The canceled 2020 postseason hurt few teams more than the Maranacook girls soccer team and the Winthrop field hockey team.The Black Bears were formidable, on their way to an undefeated season, the first in program history. The Ramblers were senior-laden, and eager to make a run at a third straight state final. They were strong. They didn’t get a chance to prove how strong.

Given that chance this season, both teams made a statement that was a year in the making.

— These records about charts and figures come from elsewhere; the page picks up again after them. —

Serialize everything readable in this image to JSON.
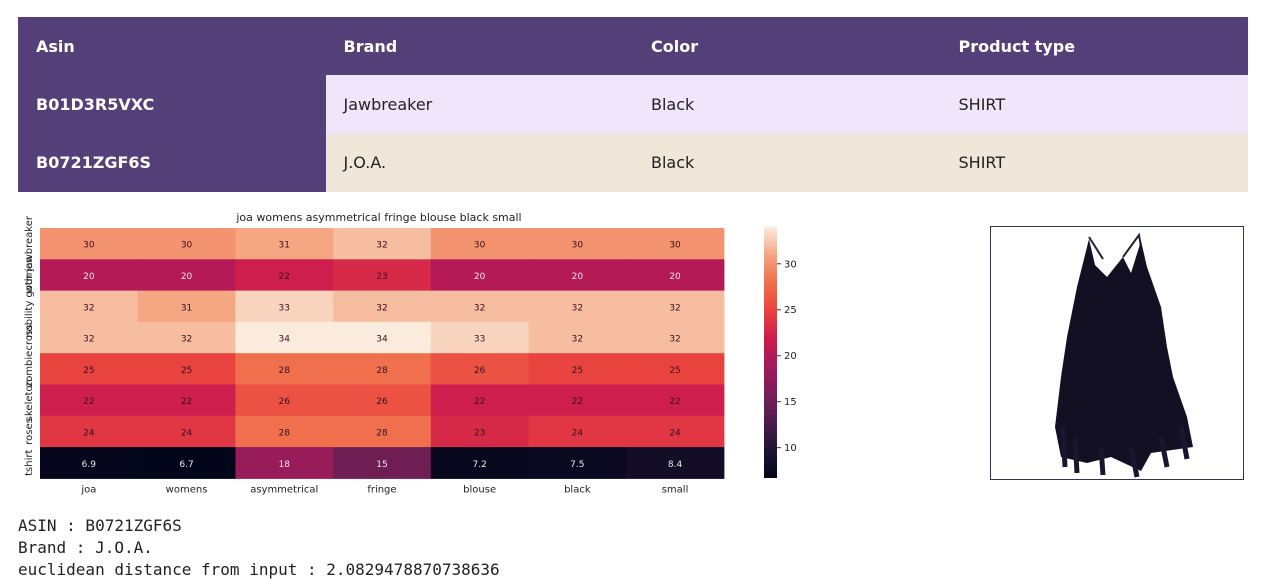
{
  "table": {
    "headers": [
      "Asin",
      "Brand",
      "Color",
      "Product type"
    ],
    "rows": [
      [
        "B01D3R5VXC",
        "Jawbreaker",
        "Black",
        "SHIRT"
      ],
      [
        "B0721ZGF6S",
        "J.O.A.",
        "Black",
        "SHIRT"
      ]
    ],
    "colors": {
      "header_bg": "#553f78",
      "row0_bg": "#f0e6fc",
      "row1_bg": "#f0e6da"
    }
  },
  "chart_data": {
    "type": "heatmap",
    "title": "joa womens asymmetrical fringe blouse black small",
    "x_labels": [
      "joa",
      "womens",
      "asymmetrical",
      "fringe",
      "blouse",
      "black",
      "small"
    ],
    "y_labels": [
      "jawbreaker",
      "women",
      "nobility goth",
      "cross",
      "zombie",
      "skeleton",
      "roses",
      "tshirt"
    ],
    "values": [
      [
        30,
        30,
        31,
        32,
        30,
        30,
        30
      ],
      [
        20,
        20,
        22,
        23,
        20,
        20,
        20
      ],
      [
        32,
        31,
        33,
        32,
        32,
        32,
        32
      ],
      [
        32,
        32,
        34,
        34,
        33,
        32,
        32
      ],
      [
        25,
        25,
        28,
        28,
        26,
        25,
        25
      ],
      [
        22,
        22,
        26,
        26,
        22,
        22,
        22
      ],
      [
        24,
        24,
        28,
        28,
        23,
        24,
        24
      ],
      [
        6.9,
        6.7,
        18,
        15,
        7.2,
        7.5,
        8.4
      ]
    ],
    "value_labels": [
      [
        "30",
        "30",
        "31",
        "32",
        "30",
        "30",
        "30"
      ],
      [
        "20",
        "20",
        "22",
        "23",
        "20",
        "20",
        "20"
      ],
      [
        "32",
        "31",
        "33",
        "32",
        "32",
        "32",
        "32"
      ],
      [
        "32",
        "32",
        "34",
        "34",
        "33",
        "32",
        "32"
      ],
      [
        "25",
        "25",
        "28",
        "28",
        "26",
        "25",
        "25"
      ],
      [
        "22",
        "22",
        "26",
        "26",
        "22",
        "22",
        "22"
      ],
      [
        "24",
        "24",
        "28",
        "28",
        "23",
        "24",
        "24"
      ],
      [
        "6.9",
        "6.7",
        "18",
        "15",
        "7.2",
        "7.5",
        "8.4"
      ]
    ],
    "colorbar": {
      "range": [
        6.7,
        34
      ],
      "ticks": [
        10,
        15,
        20,
        25,
        30
      ],
      "colormap": "rocket"
    }
  },
  "image": {
    "description_icon": "black-strappy-blouse-photo"
  },
  "info": {
    "asin": "ASIN : B0721ZGF6S",
    "brand": "Brand : J.O.A.",
    "distance": "euclidean distance from input : 2.0829478870738636"
  }
}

Maranacook won the Class C championship with a 5-0 victory over Bucksport, while Winthrop won the Class C title with a 3-2 victory over MCI.

Maranacook’s victory put the finishing touch on a 16-1-1 season, one the Black Bears felt from the start had the chance to be special.

“It was just super rewarding,” senior midfielder Ella Delisle said. “The whole season, we had all worked so hard as a team, and we were all so excited to finish it off like that. … We all thought that last year we would have done really well in playoffs. This year coming in, we were all really excited to get another chance, another stab at it.”

“We felt we had to prove to ourselves and prove to everyone else that we could get back to where we were in the past years,” senior back Winter Webb said. “We’ve been pretty successful, so I think it was a mental battle with ourselves.”

The Black Bears were good everywhere this season. Emily Harper scored over 30 goals, but Natalie Mohlar and Grace Dwyer scored over 10, Ella Schmidt became the team’s best marker on defense, and Anna Erb and Kayleigh Kubicki gave the team two strong goalkeepers.

Maranacook had put together good seasons before, with a trip to the C final in 2018, another to the regional final in 2019 and the undefeated season last year. But there was one more hurdle left.

“We’ve (come) so close since I was a freshman,” Delisle said. “Coming into this game, we just thought we might as well give it our all. It’s our last chance, last game.”

Maranacook cleared the hurdle easily, getting two goals from Harper and one apiece from Addie Watson, Schmidt and Dwyer. Mission accomplished, and the perfect cap to an unprecedented four-year run for the program.

“I think it started with the seniors we had when we were freshmen, and the culture that we came into,” Webb said. “We were just kind of brought up in that, and we’ve been blessed not to kn0w anything different. … It’s the culture that we were brought up in, and (it’s) what we’re trying to give back.”

“I think there was pressure to try to get it done this year,” Maranacook coach Travis Magnusson said. “They deserve it. I just wanted them to have a chance to experience all the things they’re experiencing right now.”

Winthrop senior halfback Maddie Perkins (11) shoots past MCI’s Gracie Moore to score the game-winning goal in the Class C field hockey state championship Saturday at Cony High School in Augusta. Joe Phelan/Kennebec Journal

Winthrop (18-0-0) already had the breakthrough, winning the Class C field hockey title in 2018. But after falling in the final in 2019, the Ramblers were hoping to make a run with a team led by nine seniors last year, only to see the pandemic change everything.

“Traditionally, when you graduate nine seniors, you would call that a building year,” Winthrop coach Sharon Coulton said.

Winthrop quickly sensed it would be good. How good, though, was a question.

“A lot of people dream of having a perfect season, not losing a game,” senior Maddie Perkins said. “And honestly, at the beginning of the season, I thought we were going to lose games. I knew that we could go far, but I never really imagined winning every single game this year.”

It became clear that Winthrop just had too much firepower. Perkins was the leading scorer with 33 goals, but Bella Littler and Lauryn Wood added 20 goals apiece. Madeline Wagner scored 15 and added a school-record 28 assists. Izzy Folsom had 13 goals.

Wagner, Folsom and Wood, however, are freshmen. Littler and Julia Letourneau, who inserted many of the team’s corners, are juniors. This was a team that wasn’t just rolling over opponents, but doing it with young and inexperienced players all over the field.

“I think that’s one of the things that we were most nervous about,” Perkins said. “I think we were nervous about how they would adjust, but they adjusted.”

Coulton said she found out quickly how smart her team was, in addition to being talented.

“We didn’t have to go through a drill or an exercise over and over again,” she said. “They got it, they understood what they were supposed to be doing. … They understood the concept, and they were very, very motivated to want to improve.”

Winthrop rolled through the Mountain Valley Conference and C South bracket, taking a 110-5 advantage in goals (according to Maine Principals’ Association records) into the final. MCI climbed out of a late hole, scoring the tying goal with three minutes left, but despite being untested to that point, Winthrop went back on the attack and earned a corner — one Perkins scored on with 1:06 to play.

“We did not want to play overtime,” Perkins said. “You could see it at the end of the game, we were dead. We left it out on the field.”

And it was enough — for a championship, and a perfect record to boot.

“I’m just so proud of everyone,” Perkins said. “It still doesn’t feel real.”